I did the same thing again, running out of hundreds and finally running out of thousands, the whole time talking about the difference, how much more of a difference it was between those kids who had only ten thousand dollar bills vs those who were only missing the ones (it can work out in your favor either way, they learned!)

All the while they were comparing numbers before and after and visualizing exactly what an estimated amount looks like.  

How do you help your fourth graders round to a given place value?

Math in Focus Chapter 2: Making Long Division Easy

Today I made long division easy.

Last year, when we adopted Math in Focus, we were all shaken up about bar modeling during our 2 in service days at the start of the year.  Once we started teaching the first unit on place value, things did not seem quite so bad.

And then we started Chapter 2.

With NO background in division and little experience multiplying beyond their facts (which most of them forgot) this was a nightmare for children and teachers alike.  I was frustrated that it was so new to me that it was all I could do to keep up with the materials gathering and pre-teaching, and it was killing me to see kids who used to think they were smart, now feel like failures.

I was NOT going through all that again. 

The second year is always better.  Their third grade teachers had the same frustrations with the new program last year, but at least this group of kids got a taste of the methodology.  I had a better sense of what they need to do BEFORE hitting Chapter 2 (5 weeks of extra facts and regrouping practice for identified students for a start) and also what they needed to know by the end (they don't actually need to be expert long dividers or 3 by 1 digit multipliers because that comes later, in Chapter 3)  Instead, I could focus on the bigger picture:  developing stronger number sense.

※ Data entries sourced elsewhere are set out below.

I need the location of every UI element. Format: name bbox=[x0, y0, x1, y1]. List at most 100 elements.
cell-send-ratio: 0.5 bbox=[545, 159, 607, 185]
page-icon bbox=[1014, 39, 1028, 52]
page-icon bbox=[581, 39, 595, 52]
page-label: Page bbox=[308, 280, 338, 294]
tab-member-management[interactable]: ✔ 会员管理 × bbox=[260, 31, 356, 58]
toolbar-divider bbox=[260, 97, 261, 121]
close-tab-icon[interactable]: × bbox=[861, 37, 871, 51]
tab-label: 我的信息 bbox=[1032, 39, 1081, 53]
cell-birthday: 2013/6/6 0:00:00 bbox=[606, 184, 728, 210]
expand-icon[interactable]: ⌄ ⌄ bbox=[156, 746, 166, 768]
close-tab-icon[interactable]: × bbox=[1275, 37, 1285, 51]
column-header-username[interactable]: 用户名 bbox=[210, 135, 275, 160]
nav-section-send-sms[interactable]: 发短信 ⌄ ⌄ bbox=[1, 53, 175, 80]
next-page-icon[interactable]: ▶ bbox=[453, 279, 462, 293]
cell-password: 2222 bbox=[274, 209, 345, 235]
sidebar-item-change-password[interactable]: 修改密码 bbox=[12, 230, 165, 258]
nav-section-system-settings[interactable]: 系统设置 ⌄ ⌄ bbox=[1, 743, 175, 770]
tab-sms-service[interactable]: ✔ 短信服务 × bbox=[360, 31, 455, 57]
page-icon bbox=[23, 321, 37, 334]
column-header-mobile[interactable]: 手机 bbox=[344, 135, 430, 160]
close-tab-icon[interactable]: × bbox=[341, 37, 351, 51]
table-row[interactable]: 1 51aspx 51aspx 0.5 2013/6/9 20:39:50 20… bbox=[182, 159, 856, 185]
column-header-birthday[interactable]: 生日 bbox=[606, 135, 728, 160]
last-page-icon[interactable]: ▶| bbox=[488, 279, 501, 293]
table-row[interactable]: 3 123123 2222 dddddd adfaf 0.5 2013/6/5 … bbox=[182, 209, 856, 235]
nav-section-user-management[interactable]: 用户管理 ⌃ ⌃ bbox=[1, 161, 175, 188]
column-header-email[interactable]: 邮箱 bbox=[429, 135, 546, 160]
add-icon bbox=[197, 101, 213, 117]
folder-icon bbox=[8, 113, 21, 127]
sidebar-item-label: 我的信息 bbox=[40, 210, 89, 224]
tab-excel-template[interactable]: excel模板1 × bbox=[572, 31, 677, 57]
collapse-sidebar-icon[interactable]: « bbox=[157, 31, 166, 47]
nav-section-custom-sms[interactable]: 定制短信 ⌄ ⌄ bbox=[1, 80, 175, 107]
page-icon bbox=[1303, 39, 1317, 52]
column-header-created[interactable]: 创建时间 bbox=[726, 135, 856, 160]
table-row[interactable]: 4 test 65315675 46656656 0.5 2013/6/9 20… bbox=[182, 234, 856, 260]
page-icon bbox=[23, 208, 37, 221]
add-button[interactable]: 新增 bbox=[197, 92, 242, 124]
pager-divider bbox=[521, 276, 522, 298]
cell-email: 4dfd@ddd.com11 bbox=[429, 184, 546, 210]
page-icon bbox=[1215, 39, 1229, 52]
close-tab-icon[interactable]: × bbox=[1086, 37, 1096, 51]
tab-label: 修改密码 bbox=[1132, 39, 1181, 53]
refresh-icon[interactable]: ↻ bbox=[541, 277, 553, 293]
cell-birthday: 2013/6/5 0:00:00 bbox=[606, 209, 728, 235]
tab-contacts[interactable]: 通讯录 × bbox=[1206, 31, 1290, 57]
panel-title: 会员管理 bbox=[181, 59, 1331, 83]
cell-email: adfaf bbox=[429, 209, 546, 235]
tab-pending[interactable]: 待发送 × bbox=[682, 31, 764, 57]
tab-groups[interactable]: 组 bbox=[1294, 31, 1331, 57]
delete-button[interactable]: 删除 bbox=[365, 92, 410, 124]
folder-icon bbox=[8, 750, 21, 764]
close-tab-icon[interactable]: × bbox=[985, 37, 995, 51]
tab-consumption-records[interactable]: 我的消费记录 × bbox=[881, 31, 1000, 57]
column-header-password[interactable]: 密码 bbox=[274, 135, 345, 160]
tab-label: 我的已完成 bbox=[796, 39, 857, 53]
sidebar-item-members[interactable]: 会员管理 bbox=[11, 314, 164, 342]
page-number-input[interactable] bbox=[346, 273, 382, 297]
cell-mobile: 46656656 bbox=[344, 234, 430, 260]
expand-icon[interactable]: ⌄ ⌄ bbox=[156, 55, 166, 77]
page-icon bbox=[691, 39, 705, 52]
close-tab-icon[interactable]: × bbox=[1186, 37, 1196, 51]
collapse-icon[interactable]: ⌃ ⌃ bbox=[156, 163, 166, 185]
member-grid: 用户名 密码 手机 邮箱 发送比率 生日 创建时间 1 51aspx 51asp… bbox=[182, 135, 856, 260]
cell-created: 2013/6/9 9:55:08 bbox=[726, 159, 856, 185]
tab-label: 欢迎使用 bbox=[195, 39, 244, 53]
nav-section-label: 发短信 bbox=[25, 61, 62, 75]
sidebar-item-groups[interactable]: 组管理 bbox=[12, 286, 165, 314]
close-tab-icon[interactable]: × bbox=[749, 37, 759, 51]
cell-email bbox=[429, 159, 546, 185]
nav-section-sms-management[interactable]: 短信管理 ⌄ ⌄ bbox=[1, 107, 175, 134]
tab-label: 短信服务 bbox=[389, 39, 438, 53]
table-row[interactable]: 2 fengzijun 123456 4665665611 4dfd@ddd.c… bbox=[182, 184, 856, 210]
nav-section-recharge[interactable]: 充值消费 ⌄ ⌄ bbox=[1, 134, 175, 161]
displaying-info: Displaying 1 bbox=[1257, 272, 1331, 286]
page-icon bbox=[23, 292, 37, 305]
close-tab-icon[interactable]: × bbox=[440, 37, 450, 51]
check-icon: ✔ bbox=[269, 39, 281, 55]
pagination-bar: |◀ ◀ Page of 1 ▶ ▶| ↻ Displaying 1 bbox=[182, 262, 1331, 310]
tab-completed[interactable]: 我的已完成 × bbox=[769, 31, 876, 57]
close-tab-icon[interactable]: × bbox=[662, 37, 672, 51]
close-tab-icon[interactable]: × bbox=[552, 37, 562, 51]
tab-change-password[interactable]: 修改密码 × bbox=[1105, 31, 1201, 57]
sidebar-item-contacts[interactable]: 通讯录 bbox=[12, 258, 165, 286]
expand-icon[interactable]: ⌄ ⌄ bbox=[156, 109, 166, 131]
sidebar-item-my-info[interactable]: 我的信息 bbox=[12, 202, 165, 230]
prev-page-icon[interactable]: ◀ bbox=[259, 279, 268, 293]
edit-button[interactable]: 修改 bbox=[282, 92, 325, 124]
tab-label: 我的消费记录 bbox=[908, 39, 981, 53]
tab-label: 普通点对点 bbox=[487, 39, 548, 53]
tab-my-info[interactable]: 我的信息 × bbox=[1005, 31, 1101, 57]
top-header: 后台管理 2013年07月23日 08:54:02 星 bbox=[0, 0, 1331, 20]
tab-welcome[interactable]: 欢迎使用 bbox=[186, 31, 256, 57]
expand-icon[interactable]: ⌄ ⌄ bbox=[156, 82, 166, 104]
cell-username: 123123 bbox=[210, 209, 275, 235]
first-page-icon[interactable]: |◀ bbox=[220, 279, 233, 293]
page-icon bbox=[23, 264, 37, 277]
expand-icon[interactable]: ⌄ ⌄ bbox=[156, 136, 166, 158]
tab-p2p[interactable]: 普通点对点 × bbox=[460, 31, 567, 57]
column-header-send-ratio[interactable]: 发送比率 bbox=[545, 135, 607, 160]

So as I went through the chapter again this year, and they hit their first significant stumbling block, instead of feeling overwhelmed, I was ready.  I realized that all the place value work that seemed silly in Chapter 1 (why do they need to know 140 is 14 tens?) suddenly made perfect sense.  Suddenly, I realized that this is the key to why the long division algorithm actually works!  And then, the day after a lesson that semi-failed (5 kids mastered it, 8 got it but only with support, and 6 felt like they would never be able to do it) I had an epiphany.  I saw just how to set up a long division problem so that they wouldn't forget where to write that multiple and where to write the answer (any 4th grade teacher knows it is SO hard for some kids to get used to writing their answer at the top instead of bottom!)

Now, when the first lesson (the purple visual on the left) didn't work out, I took a step back and whipped up a quick worksheet for homework that got them practicing one isolated step:  namely, step 3.  I gave them a problem like the 4 divided by 14, and modeled on the worksheet how to count by 4s and write 12 under the problem.  And NOTHING else.  No zero, no place values, no estimated quotient.  Just listing multiples to find what to write underneath.  That was something they were ALL successful with, because we'd been practicing multiplication and division facts since the first week of school.  But that wasn't my stroke of genius.

Look again at the diagonal red line.  It crosses out the 14, leaving the 4, 12, and 3 fact family plain as day!  As I told the kids before I started, "You're going to love this, it's going to be like a magic trick."  And they ate it up.  I knew I created a system that worked when more than one student thanked me for teaching this to them.  "Mrs. Thomas, I finally GET it now!"